How about our heros? Our athletes are recognized worldwide for their footwork. Everyone knows that Kenyans can run marathons. The white folks know too that we are undisputed champions when it comes to showing our running track record. When it comes to marathons, we run the distance, pun intended. It may be a one-tribe show but what foreigners do not know, will not hurt us.

Tourism is also big for Kenya. Our lash beaches, posh hotels, mystic sceneries and wild game reserves are our major goldmines. I mean, where else in Africa do you get to see a lion, a giraffe, a zebra, an elephant, and a rhinoceros all in the same spot? Moreover, we all know that the Maasai Mara is the tenth wonder of the world, with the seasonal migration of wildebeests, crossing crocodile-infested Mara river. Even white folks travel from their homes, to camp at the Mara just for the adventure of it all. If this phenomenon does not make you proud, then I do not know what will.

In Kenya, transportation is a breeze. The Kibaki government laid foundation for a solid infrastructure and the Uhuroto government hired the Chinese to polish it to a tee. Now, we get to live, work and commute across the nation in style. These days, parts of Nairobi look like downtown Beijing. Our government has heavily invested on transportation. Our railway system is top notch that I at times feel like I am in foreign land, while boarding a train in Nairobi. Nevertheless, what ticks me the most is the bodaboda boom. Everywhere you go in Kenya, the motorbikes are ever present. If you have not been accidentally knocked down by one before, brace yourself for the inevitable experience.

Who has not been to Mombasa before? Mombasa is the ultimate holiday destination in Kenya. If there is a long weekend or holiday, you will find Kenyans headed toward the island of Mombasa, craving its hot weather and sandy beaches. If you are looking to eat good food, bask under the hot sun, ingest exotic drinks, go for boat rides, swim in the deep blue ocean, visit old archaeological sites, go clubbing, network with foreigners, or even learn a little about the arab-swahili culture of the coastal people, then Mombasa is your destination.

Our politics is our staple food, drawn heavily upon tribal lines.

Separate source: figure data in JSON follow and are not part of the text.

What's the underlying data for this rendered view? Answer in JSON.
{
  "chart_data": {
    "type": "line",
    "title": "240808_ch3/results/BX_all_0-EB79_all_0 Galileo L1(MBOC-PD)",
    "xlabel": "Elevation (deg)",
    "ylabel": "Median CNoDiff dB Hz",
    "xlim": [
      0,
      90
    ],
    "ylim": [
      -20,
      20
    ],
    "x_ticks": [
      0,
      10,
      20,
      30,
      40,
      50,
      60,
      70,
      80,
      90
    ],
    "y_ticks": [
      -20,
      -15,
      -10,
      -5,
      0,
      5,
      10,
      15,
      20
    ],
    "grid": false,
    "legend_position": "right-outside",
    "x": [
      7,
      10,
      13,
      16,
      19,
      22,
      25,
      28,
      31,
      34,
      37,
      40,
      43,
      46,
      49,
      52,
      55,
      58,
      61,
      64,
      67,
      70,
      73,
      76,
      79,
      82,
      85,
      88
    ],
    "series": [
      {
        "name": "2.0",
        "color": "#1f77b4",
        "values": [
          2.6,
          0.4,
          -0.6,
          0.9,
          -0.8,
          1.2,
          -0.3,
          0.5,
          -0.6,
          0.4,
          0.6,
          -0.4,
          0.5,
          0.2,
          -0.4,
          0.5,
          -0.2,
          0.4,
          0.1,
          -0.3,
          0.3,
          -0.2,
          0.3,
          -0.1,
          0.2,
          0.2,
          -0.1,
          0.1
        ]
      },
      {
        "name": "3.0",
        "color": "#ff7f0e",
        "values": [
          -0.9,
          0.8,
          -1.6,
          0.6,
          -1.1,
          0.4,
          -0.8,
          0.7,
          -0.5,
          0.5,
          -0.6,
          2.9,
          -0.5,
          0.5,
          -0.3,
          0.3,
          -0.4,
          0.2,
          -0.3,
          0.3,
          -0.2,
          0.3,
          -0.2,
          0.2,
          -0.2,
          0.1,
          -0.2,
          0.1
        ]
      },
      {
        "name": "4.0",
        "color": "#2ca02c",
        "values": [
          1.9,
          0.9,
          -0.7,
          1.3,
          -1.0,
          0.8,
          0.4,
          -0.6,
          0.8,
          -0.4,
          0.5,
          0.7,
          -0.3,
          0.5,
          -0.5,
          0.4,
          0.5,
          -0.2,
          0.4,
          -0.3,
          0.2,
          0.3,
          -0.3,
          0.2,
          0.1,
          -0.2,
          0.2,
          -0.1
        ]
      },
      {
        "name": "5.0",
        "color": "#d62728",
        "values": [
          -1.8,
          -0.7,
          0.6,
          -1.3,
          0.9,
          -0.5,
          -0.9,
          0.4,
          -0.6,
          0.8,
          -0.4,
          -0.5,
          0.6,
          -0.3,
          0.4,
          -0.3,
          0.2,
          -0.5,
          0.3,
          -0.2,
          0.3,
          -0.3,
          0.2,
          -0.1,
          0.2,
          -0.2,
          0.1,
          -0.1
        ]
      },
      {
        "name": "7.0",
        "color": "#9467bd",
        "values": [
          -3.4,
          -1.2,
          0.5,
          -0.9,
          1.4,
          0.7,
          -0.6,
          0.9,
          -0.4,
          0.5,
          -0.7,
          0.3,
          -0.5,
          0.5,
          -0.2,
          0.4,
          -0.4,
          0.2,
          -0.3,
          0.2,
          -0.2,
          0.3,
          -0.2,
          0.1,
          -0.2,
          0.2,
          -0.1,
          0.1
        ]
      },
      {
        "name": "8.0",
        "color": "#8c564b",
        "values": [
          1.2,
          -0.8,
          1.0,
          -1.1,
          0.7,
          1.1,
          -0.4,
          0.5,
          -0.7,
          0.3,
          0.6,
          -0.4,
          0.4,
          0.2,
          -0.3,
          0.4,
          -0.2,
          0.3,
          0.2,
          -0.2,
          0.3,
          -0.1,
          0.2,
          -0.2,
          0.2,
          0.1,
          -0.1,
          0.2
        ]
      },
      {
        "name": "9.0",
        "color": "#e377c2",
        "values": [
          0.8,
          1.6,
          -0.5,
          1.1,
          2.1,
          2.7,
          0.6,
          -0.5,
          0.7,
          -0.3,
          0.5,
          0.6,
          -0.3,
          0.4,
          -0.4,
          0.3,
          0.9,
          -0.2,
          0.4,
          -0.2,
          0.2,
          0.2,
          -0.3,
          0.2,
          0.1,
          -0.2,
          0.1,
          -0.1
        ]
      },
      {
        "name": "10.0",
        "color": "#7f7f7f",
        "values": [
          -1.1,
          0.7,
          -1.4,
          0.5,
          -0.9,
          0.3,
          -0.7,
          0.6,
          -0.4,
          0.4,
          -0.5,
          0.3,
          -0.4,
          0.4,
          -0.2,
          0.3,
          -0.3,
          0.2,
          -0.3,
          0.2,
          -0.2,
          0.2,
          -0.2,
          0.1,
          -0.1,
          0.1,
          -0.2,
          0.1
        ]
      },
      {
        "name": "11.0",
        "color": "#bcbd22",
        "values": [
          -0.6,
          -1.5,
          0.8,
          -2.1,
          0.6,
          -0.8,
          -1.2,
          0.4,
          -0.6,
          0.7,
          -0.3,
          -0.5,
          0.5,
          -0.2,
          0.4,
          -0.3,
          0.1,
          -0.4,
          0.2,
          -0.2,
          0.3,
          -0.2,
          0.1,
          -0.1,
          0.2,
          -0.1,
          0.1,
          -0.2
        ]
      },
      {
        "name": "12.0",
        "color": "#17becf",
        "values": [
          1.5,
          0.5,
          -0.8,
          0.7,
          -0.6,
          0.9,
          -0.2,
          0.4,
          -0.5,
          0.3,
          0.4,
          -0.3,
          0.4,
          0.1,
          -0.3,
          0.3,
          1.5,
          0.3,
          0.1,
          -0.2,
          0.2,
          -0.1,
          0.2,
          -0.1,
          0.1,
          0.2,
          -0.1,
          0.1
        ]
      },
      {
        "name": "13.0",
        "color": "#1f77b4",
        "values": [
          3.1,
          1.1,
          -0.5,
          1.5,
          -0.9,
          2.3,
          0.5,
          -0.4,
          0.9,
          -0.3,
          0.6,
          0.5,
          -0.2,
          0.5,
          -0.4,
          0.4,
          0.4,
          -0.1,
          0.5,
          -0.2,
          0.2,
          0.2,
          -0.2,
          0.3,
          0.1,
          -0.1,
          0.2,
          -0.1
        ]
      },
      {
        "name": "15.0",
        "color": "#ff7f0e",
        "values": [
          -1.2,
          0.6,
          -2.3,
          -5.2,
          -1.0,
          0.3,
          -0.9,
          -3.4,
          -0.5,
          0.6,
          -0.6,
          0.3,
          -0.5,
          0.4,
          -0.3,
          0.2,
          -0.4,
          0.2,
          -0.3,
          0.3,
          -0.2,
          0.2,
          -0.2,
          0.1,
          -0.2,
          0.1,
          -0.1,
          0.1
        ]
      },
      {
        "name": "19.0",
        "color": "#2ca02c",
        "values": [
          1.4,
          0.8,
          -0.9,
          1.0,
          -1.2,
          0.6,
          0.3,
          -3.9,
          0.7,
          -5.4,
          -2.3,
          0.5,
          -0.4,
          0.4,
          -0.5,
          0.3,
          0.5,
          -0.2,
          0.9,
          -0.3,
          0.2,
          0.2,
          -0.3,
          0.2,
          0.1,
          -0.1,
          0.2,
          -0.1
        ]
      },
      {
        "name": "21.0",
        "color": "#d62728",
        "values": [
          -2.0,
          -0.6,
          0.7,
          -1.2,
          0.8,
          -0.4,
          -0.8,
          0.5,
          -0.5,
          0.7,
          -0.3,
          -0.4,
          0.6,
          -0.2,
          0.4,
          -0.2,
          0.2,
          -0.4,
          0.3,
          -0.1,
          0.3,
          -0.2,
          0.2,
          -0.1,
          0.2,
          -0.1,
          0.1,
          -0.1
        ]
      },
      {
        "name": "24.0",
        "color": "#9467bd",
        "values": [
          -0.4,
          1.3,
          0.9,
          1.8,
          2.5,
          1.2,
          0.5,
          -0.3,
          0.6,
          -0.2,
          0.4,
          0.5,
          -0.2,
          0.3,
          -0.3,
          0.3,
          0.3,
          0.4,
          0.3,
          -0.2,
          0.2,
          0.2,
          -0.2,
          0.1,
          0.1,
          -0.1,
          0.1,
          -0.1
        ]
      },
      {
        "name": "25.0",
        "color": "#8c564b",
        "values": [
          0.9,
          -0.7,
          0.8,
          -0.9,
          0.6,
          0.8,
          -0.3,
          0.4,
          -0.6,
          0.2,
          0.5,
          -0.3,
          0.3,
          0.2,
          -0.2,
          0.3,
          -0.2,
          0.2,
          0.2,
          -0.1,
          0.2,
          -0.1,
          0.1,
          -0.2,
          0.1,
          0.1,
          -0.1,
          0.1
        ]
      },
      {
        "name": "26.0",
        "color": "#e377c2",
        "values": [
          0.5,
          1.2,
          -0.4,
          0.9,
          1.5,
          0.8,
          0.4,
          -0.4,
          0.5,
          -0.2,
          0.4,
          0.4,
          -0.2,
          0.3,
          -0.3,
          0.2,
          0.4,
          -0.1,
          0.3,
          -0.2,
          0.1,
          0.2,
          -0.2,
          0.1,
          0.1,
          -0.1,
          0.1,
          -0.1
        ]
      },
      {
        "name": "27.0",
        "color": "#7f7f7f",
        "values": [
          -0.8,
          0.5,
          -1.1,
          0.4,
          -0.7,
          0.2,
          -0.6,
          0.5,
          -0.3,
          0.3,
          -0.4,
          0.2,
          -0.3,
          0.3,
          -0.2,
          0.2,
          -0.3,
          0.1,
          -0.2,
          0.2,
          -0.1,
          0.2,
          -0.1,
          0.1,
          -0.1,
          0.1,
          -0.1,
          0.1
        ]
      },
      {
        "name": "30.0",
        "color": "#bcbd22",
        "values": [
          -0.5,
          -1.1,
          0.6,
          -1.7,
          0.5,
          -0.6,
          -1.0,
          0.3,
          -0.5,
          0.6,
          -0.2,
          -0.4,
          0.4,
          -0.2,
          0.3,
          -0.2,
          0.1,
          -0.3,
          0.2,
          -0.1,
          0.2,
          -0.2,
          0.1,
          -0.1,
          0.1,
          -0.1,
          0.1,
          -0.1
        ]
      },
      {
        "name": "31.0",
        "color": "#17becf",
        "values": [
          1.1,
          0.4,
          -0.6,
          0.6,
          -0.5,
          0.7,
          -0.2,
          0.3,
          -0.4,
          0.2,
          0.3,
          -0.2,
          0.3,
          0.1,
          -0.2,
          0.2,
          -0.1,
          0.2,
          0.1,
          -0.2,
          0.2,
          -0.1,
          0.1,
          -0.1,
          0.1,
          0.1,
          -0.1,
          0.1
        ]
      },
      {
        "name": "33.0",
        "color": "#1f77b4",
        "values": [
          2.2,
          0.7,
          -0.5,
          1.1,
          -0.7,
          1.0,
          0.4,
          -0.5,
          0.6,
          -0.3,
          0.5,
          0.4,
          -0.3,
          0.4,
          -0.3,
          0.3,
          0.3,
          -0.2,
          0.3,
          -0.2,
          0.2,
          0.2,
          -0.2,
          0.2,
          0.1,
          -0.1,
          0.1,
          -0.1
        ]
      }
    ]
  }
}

If one is not supporting one side of the divide, then s/he most likely defending the other. Our politics is too tribal, too divisive, too volatile, and too money-based. Because of that, Kenyans fear the election year, for they know just how the atmosphere is always charged up with the devil energy. Yet somehow, at the end of it all, it always leads to a peaceful handshake. I mean, make that make sense please. Only in Kenya do we get political rivals signing memorandums, aligning themselves in coalitions and exchanging pleasantries after bouts of fights for the political seats of power.

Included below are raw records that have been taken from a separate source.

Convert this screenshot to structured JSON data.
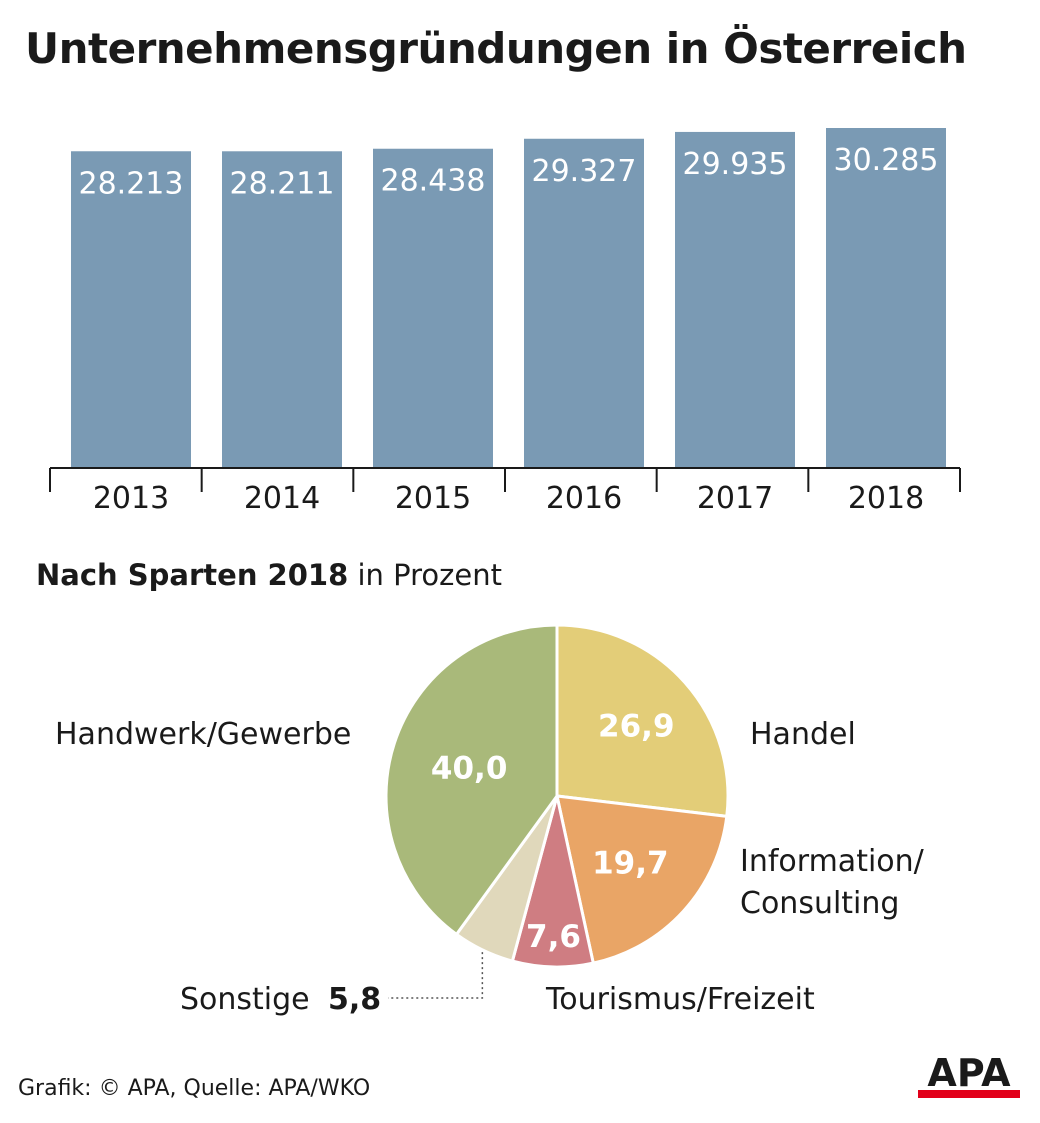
{
  "chart_data": [
    {
      "type": "bar",
      "title": "Unternehmensgründungen in Österreich",
      "categories": [
        "2013",
        "2014",
        "2015",
        "2016",
        "2017",
        "2018"
      ],
      "value_labels": [
        "28.213",
        "28.211",
        "28.438",
        "29.327",
        "29.935",
        "30.285"
      ],
      "values": [
        28213,
        28211,
        28438,
        29327,
        29935,
        30285
      ],
      "ylim": [
        0,
        30285
      ],
      "bar_color": "#7a9ab4",
      "grid": false
    },
    {
      "type": "pie",
      "subtitle_bold": "Nach Sparten 2018",
      "subtitle_rest": " in Prozent",
      "slices": [
        {
          "label": "Handel",
          "value": 26.9,
          "value_label": "26,9",
          "color": "#e3cd78"
        },
        {
          "label": "Information/\nConsulting",
          "value": 19.7,
          "value_label": "19,7",
          "color": "#e9a566"
        },
        {
          "label": "Tourismus/Freizeit",
          "value": 7.6,
          "value_label": "7,6",
          "color": "#cf7d82"
        },
        {
          "label": "Sonstige",
          "value": 5.8,
          "value_label": "5,8",
          "color": "#e0d8bb"
        },
        {
          "label": "Handwerk/Gewerbe",
          "value": 40.0,
          "value_label": "40,0",
          "color": "#a9b97a"
        }
      ]
    }
  ],
  "footer": {
    "credit": "Grafik: © APA, Quelle: APA/WKO"
  },
  "logo": {
    "text": "APA",
    "accent_color": "#e2001a"
  }
}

Speaking of politics, no man is more popular and decorated in the art of politicking like our very own The Right Honourable Raila Amollo Odinga! A man we all love to hate and hate to love. This man is a statesman, an aristocrat, a visionary, a leader, a pan-Africanist, a legend, an enigma, a man of the people, the poster child for all things unbeatable, and a national treasure.

Have you ever met someone with an ‘It’ factor? Agwambo Tinga has two of them. This man Raila needs his own planet, the way he is built for stature and posterity. He has nine lives like a cat, a chameleon and a bull, having the ability to shape-shift, transform himself into whoever he wants to be, and charge head on at his opponents. Even children under the age of ten sing this man praises. This man is a true treasure. They do not make them like this man anymore in Africa. He must therefore be preserved in his own special grove at the Louvre Museum in Paris, when he finally joins his ancestors in the after-life.

Finally, incase you feel like escaping to another country of your choosing, you now have a chance, thanks to dual citizenship. This gives you the right to find another country of your choice to relocate to. But remember dear Kenyans that East and West, home is best!